*** 子育ち12章 ***
 

Welcome to Bear's Home-Page
「第 89-13 章」


『子育ちは ずれを感じて 正しつつ』


■子育ち12情動■

∞∞∞∞∞∞∞∞∞∞∞∞∞∞∞∞∞∞∞∞∞∞∞∞∞∞∞∞∞∞∞∞∞∞∞
『子育ち第13情動』

【平穏情動!】

《まえがき(毎号掲載)》
 子育て羅針盤では,子どもの育ちを6つの方向と2つの領域から考察します。6つの方向とは,「誰が,どこで,いつ,何が,なぜ,どのように育つのか」という問題視座です。また,2つの領域とは,「自分の育ち(私の育ち)」と「他者と関わる自分の育ち(私たちの育ち)という育ち」の領域を表します。6つの方向にそれぞれ2つの領域を重ねた12の論点が「子育て羅針盤」の基本的な考察の構成となります。
 この第89版では,情動知能について触れてみるつもりです。内省的知能と対人的知能,つまり自分自身を見つめる知能と,人と人との間の関わりに関する知能に分けられています。この羅針盤で考えている「私の育ち」と「私たちの育ち」に対応しています。人としての育ちの全体的なイメージを構成できる助けになればと願っています。

・・・・・・・・・・・・・・・・・・・・・・・・・・・・・・・・

《ずれて制御し安定に》
 もう一人の自分は,自分を制御しなければなりません。そのためには自分の今の状況を認知しなければなりません。例えば,自転車に乗っているときの制御は,少しの左右への傾きを感じてハンドル操作で補正をし続けることで可能になります。ずれがあるから制御できるのであり,もしずれがなければ制御しようがないので不安定になります。子どもの育ちも同じで,平穏に育っていくためには,自分の状態のずれを感じ取らなければならないのです。生きている実感が大事になります。

○お子さんは,うれしそうにしているときがありますか?

 遊びでも勉強でも、何かをしているとき,できた,分かったという瞬間には、うれしそうな様子が見て取れます。子ども自身も喜びの気持ちを感じていて,先ほどの何も感じない平穏な自分から少し育ったという実感を味わっています。日々の家庭や学校,地域での生活の中で,昨日と違った体験に向き合い,新しい経験をする毎に喜びを感じて育ちの制御ができていきます。周りの大人が「できたね」と認めてやることによって,喜んでいいという育ちの制御を会得できていきます。

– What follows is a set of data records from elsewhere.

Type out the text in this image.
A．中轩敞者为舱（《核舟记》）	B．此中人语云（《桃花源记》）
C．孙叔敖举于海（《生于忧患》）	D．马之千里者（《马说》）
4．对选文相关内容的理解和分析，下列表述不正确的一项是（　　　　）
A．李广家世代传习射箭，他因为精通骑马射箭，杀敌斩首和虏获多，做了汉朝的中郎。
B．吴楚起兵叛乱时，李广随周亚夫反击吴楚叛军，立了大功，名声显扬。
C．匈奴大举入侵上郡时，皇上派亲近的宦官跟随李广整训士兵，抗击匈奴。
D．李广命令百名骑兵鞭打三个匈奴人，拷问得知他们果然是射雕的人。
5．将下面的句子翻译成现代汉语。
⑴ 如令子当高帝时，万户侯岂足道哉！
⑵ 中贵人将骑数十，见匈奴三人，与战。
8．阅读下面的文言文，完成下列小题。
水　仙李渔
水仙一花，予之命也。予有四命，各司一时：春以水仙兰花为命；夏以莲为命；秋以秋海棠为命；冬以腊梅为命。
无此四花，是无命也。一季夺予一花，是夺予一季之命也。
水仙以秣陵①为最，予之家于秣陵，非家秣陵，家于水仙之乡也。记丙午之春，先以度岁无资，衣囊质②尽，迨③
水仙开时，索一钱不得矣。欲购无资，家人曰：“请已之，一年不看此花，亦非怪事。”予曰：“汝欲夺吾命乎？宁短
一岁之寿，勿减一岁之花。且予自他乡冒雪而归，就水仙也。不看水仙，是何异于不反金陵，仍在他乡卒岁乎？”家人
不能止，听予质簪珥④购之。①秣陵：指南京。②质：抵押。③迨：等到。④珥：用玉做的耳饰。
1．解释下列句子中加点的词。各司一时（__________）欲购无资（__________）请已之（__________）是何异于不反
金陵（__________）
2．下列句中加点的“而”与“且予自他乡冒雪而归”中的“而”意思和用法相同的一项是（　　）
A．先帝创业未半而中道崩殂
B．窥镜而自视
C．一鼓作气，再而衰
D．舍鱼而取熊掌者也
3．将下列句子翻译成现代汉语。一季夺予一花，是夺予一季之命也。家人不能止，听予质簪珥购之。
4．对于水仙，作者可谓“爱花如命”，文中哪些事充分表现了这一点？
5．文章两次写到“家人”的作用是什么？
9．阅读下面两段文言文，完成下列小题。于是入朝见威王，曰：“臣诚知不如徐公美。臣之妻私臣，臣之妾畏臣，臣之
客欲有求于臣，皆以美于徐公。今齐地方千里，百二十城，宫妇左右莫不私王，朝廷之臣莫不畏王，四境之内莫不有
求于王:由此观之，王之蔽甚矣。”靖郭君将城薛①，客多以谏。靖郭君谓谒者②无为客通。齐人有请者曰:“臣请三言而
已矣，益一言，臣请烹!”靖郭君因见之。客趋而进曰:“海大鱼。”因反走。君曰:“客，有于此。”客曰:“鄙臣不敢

○お子さんは,不機嫌であったり,浮かない様子になることはありませんか?

 事がうまく運ばないこともあります。そんなときは負の気持ちが子どもを襲います。理不尽なことに見舞われて怒りの気持ちがわき上がり,大事なものを失って哀しさに追い込まれ,平穏ではいられなくなります。今の自分は良くない状況にあるというサインを感じるのです。その状況から抜け出す制御をすることが必要です。助けを求めて環境を是正したり,自分の立ち位置を改正したりという対策により,平穏な状況を取り戻すようにします。健康面でいえば,熱が出て苦しいときは薬を飲んで平熱に戻すのです。

○お子さんは,うきうきと楽しそうにしていますか?

 子どもが好きなおかずのある夕ご飯前は,うきうきして「ま〜だ〜」とか言っています。食べ終わって満腹になると,どんよりしています。昔から腹八分が健康のもとと言われていて,満腹は不健康を招きます。満腹感を感じているときは,既に食べ過ぎになっているからです。食欲は反応が遅いのです。万事が少し満たされないという状況にあれば,楽しみになります。遊びでも,勉強でも,今日はここまでと区切っておけば,明日が楽しみになります。続きは明日とつないでいくようにすれば,平穏な状況が楽しみをもたらすように,育ちを制御できていくはずです。



 ご飯やパンは味がないとすると,食べたくありません。そこで,味のあるおかずが必要になります。ところで,味のあるものだけを食べていると,やがて濃い味しか感じなくなっていきます。ご飯を一緒に食べるから,味覚がリセットされて,薄い味に反応することができます。贅沢ばかりしていると,ありがたみがなくなって感激が薄れてくるという淵に呑み込まれます。平穏さを普段の状態にしておくことが,健全な暮らしの基盤なのです。ささやかな喜怒哀楽に幸せがあるようです。

★落書き★

 神社にお参りしたときにかしわ手を打ちます。3世紀後半に中国で書かれた魏志倭人伝にも,かしわ手についての記述があるそうで,古くからのものです。その意味ですが,たとえると,神様の部屋をノックする行為だということです。自分が神様の前にやってきたので、ちょっとこっちを向いてくださいという呼びかけなのです。神様は私たちのお参りを待ち構えておられるわけではなく,何かしらお忙しいようです。